A large number of officers disagree with administration policies that have led to the war and also with the military strategy currently employed in Iraq, yet they have expressed their views only privately, in conversations with friends and colleagues, or anonymously in venues such as the online petition. None has done what Watada has: object to the war publicly and then refuse to go. For most individuals serving in the military, even those who are opposed to the war, that is a step too far. Once, Watada says, a middle-aged woman recognized him in a Fort Lewis post office, and he tried to leave the building. "She said, 'Yeah, you walk away, you coward,'" he recalls. On another occasion, a counterterrorism expert gave a presentation at Fort Lewis about "sedition" and "disloyalty," using Watada as an example, along with CIA mole Aldrich Ames.
If there is one military man who should be inclined to show compassion, it is Paul D. Eaton, a 53-year-old retired Army major general who joined an elite group of men--all retired generals--who in 2006 called for the resignation of Defense Secretary Donald H. Rumsfeld. Eaton graduated from West Point in 1972, and he wears a heavy, gold class ring with a chipped tiger eye (a casualty of a swiftly closing hatch on an armored fighting vehicle). He says he is now an "undesirable" at his alma mater because of his public stand against the war.

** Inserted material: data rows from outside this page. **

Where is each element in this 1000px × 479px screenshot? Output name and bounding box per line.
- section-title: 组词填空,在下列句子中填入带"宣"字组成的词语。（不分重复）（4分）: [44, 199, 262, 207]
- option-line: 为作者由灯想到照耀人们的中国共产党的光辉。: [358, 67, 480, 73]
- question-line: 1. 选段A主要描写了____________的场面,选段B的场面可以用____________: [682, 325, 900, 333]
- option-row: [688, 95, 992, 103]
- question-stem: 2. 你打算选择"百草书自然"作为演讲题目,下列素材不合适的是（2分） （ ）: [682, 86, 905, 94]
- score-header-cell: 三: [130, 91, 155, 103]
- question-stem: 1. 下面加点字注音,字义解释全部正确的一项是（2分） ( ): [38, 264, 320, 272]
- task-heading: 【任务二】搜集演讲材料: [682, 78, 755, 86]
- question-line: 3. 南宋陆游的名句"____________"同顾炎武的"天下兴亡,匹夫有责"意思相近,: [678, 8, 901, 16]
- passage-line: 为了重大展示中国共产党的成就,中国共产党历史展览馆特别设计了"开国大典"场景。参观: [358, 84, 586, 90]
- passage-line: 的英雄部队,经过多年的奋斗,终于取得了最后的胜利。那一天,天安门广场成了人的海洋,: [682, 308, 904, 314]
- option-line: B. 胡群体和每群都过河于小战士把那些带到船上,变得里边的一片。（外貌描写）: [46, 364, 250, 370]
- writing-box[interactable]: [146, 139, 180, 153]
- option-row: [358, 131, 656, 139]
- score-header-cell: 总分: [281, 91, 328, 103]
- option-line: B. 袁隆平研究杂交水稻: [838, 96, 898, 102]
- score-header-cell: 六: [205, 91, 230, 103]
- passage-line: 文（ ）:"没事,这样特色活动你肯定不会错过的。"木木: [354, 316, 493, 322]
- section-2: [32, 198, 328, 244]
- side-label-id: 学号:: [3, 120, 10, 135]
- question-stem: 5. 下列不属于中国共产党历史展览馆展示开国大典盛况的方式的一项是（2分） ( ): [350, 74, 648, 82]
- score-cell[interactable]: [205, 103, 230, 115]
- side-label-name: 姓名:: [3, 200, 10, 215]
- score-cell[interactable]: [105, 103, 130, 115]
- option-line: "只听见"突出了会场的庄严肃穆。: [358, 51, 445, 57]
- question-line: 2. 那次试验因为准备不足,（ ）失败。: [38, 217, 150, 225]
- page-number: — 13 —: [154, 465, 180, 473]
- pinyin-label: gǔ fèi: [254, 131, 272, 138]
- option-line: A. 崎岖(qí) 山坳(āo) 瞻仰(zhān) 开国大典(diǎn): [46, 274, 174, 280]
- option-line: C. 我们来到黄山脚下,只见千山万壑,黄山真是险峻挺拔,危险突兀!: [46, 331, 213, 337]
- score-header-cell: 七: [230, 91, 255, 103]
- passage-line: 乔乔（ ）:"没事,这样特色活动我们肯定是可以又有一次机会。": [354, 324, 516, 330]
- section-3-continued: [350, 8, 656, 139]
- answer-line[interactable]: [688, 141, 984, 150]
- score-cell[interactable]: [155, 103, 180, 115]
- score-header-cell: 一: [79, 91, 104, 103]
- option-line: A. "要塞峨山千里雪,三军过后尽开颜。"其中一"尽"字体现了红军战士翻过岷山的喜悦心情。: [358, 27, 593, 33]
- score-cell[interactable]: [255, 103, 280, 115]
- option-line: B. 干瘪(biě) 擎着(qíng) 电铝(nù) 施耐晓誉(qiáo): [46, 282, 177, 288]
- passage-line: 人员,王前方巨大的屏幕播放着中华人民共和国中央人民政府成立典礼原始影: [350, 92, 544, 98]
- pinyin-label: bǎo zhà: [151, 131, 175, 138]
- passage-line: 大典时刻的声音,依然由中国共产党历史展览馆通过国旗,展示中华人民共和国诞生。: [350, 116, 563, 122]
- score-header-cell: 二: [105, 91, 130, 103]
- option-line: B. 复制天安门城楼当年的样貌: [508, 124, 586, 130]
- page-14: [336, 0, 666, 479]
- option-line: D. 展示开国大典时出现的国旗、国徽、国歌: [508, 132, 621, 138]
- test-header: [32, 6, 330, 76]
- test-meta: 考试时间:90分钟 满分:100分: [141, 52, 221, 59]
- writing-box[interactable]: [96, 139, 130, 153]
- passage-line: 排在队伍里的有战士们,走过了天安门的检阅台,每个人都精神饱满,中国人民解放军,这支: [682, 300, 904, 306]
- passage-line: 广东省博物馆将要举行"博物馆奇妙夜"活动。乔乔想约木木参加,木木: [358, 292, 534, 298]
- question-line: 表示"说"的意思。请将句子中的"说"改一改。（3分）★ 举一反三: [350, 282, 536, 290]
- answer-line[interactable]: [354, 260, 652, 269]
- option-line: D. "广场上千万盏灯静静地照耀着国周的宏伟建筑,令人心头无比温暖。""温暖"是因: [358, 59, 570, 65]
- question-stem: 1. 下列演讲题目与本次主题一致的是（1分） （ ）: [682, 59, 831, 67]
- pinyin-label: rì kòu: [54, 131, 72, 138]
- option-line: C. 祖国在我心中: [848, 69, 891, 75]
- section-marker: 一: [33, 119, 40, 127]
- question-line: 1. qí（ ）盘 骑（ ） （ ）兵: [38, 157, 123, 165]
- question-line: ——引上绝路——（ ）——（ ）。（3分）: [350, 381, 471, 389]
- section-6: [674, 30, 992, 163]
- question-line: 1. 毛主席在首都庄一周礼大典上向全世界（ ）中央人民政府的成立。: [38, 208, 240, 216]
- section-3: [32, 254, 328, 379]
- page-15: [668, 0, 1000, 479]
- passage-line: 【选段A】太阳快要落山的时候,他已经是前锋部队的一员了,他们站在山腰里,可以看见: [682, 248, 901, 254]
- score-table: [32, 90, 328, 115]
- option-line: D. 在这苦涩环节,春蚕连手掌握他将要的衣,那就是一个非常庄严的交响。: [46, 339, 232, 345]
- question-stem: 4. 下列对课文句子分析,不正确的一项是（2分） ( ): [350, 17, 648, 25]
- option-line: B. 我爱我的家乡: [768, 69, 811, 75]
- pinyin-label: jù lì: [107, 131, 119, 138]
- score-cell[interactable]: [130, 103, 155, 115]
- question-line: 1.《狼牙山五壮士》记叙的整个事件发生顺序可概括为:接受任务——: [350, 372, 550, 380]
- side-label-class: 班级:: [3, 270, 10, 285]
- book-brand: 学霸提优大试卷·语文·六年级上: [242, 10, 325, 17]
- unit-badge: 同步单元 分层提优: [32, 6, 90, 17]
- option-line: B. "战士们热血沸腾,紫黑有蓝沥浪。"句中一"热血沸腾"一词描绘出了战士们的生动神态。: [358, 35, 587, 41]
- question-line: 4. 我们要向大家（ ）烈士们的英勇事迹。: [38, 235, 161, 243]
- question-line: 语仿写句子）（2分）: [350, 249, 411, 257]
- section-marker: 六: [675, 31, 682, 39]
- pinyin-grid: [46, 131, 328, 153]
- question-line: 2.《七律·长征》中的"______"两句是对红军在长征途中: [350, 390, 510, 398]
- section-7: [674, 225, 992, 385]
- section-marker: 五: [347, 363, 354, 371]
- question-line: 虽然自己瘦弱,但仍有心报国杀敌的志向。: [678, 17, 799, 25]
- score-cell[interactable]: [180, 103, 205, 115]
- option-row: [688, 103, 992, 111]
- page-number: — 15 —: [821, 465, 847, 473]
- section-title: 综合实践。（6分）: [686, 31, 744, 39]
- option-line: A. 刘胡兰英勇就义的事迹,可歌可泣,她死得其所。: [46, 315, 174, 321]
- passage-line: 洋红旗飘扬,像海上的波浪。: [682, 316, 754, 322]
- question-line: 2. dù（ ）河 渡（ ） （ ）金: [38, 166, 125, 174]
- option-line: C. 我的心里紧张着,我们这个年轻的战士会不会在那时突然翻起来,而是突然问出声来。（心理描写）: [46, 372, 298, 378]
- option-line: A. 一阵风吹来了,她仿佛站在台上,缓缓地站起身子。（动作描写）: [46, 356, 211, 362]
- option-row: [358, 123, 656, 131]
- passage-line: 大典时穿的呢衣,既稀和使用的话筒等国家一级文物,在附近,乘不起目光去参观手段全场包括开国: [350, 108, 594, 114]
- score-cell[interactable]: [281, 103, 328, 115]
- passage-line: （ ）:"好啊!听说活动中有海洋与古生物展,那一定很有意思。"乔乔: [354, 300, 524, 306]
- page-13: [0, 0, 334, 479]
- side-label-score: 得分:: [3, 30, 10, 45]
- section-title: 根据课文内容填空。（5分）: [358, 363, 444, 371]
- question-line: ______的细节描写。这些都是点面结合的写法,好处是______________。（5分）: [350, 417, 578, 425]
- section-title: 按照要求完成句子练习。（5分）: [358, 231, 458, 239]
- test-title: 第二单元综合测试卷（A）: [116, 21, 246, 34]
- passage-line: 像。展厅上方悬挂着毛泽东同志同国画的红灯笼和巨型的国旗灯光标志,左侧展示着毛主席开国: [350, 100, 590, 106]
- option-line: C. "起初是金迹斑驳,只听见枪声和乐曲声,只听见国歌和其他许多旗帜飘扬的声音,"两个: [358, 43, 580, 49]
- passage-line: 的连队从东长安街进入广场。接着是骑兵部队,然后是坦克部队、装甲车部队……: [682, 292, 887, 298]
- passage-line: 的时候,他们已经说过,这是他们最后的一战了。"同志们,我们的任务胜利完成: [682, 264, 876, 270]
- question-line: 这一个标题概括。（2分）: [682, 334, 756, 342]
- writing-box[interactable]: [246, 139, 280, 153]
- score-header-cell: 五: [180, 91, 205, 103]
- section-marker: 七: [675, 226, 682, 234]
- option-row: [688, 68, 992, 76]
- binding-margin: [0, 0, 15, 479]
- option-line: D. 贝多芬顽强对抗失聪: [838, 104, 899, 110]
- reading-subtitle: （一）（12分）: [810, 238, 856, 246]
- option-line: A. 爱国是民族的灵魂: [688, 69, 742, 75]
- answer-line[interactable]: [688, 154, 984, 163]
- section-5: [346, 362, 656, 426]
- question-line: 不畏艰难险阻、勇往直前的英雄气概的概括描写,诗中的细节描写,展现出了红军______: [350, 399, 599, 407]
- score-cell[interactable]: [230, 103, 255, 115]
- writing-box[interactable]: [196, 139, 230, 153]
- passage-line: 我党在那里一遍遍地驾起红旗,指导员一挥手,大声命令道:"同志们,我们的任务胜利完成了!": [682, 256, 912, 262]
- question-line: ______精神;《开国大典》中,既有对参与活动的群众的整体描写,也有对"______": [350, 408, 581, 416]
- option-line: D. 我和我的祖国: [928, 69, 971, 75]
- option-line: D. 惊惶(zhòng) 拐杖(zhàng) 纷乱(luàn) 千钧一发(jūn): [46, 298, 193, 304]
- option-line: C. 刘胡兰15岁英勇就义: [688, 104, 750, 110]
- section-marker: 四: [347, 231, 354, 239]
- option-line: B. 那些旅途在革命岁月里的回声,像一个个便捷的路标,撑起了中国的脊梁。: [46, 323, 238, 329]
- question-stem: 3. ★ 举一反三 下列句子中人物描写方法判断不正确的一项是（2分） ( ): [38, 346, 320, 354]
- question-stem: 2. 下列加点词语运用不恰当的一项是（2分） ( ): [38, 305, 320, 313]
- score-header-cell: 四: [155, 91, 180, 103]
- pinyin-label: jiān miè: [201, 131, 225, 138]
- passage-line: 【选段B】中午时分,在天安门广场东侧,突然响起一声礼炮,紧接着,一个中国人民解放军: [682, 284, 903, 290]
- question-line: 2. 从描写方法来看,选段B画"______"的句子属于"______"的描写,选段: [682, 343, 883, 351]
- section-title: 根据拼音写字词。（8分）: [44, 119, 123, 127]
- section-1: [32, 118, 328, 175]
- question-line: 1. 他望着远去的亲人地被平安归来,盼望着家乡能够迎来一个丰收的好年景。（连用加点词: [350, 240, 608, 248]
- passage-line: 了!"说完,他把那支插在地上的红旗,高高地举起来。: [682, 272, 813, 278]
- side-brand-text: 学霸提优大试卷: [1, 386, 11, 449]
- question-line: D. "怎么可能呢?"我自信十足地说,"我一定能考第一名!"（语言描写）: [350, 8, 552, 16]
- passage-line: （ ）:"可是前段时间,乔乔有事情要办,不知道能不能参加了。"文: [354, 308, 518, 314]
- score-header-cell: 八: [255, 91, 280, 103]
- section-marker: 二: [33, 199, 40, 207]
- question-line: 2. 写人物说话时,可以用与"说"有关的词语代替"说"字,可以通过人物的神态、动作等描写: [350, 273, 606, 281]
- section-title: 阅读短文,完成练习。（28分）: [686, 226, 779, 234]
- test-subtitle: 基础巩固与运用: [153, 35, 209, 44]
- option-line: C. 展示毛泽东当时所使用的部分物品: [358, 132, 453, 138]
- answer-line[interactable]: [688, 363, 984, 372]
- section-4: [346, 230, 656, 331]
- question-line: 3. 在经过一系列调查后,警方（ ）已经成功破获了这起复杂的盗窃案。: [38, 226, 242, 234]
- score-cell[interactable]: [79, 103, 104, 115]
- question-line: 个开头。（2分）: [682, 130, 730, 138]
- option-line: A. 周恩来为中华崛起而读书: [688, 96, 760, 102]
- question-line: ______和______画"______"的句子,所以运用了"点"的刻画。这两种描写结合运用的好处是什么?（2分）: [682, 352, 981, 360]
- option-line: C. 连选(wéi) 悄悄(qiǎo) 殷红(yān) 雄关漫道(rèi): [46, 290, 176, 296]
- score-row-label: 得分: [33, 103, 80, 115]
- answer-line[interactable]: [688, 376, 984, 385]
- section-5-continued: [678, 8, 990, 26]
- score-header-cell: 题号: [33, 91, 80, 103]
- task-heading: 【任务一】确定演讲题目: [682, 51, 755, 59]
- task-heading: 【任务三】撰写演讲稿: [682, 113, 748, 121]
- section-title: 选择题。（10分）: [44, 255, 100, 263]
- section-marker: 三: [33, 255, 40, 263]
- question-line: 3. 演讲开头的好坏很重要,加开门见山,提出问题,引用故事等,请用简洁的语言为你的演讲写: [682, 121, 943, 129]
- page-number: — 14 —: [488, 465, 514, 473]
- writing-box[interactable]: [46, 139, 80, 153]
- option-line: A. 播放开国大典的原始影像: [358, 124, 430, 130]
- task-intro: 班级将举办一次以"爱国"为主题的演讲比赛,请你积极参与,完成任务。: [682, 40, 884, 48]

When it comes to Watada, though, Eaton sides with Swain, who was a witness for the prosecution at Watada's court-martial. "We are a nation of laws and particularly in the military, violations of laws have accountability," Swain testified. Speaking out against the military may be the right thing to do--even necessary--when the system needs to be corrected, Eaton says, but dissent should not come from within the ranks. He is comfortable taking on the role of military critic only because he is retired. "There are a lot of guys who think what I did is at best inappropriate and at worst absolutely wrong," Eaton tells me. "But I am no longer in the Army. Watada is an active-duty soldier, and he has failed to obey the orders of the officers over him. He does not have the right."
In March 2007, shortly after the mistrial was declared, two Seattle lawyers, Kenneth Kagan and James E. Lobsenz, took over Seitz's duties as Watada's chief counsel. (Seitz, who is based in Honolulu, was working pro-bono, but Watada says he could no longer afford to pay for Seitz's travel. Seitz says they clashed over several issues, not only travel costs, and therefore parted ways.) Watada has not spoken to members of the press (except for me) in 13 months. These days, he talks wistfully about his life and career goals after the Army. "I've heard there's this position called 'congressional staffer,'" he says, his voice trailing off.

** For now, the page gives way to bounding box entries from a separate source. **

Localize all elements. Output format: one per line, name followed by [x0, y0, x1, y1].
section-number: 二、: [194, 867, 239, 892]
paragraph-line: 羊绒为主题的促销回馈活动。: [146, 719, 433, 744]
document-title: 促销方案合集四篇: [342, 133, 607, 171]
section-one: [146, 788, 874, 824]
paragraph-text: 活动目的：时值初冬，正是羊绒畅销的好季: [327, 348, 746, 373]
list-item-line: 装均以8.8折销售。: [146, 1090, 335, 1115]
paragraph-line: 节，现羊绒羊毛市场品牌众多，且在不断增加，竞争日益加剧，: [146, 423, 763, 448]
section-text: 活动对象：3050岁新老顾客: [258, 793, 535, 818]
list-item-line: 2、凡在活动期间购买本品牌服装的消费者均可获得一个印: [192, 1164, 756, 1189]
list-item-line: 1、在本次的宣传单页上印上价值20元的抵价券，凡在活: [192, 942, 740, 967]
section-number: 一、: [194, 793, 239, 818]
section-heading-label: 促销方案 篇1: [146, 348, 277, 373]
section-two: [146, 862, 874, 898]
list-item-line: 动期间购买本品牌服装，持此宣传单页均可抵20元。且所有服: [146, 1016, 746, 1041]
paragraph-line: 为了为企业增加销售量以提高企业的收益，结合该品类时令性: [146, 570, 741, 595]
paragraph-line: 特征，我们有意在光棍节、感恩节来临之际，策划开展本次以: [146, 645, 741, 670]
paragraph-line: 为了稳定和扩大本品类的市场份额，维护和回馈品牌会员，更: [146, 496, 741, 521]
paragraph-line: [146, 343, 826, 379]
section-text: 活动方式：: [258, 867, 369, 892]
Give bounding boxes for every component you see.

Yet despite the negative attention and the threat of jail time, Watada says he would not do anything differently. "What if I sat in prison for six years or if, after a year of being in jail, the war is ended? People would say, 'Oh, what a waste of time.' Fine," Watada says, explaining that he'd rather sit in jail on principle than sacrifice his beliefs. He says he joined the Army long ago because he thought the military served a just cause and had high ethical standards. "I believed I would always try to do what I believe is moral," he says. "I didn't do this to be a public figure--to be hated or loved. I just did it because it needed to be done."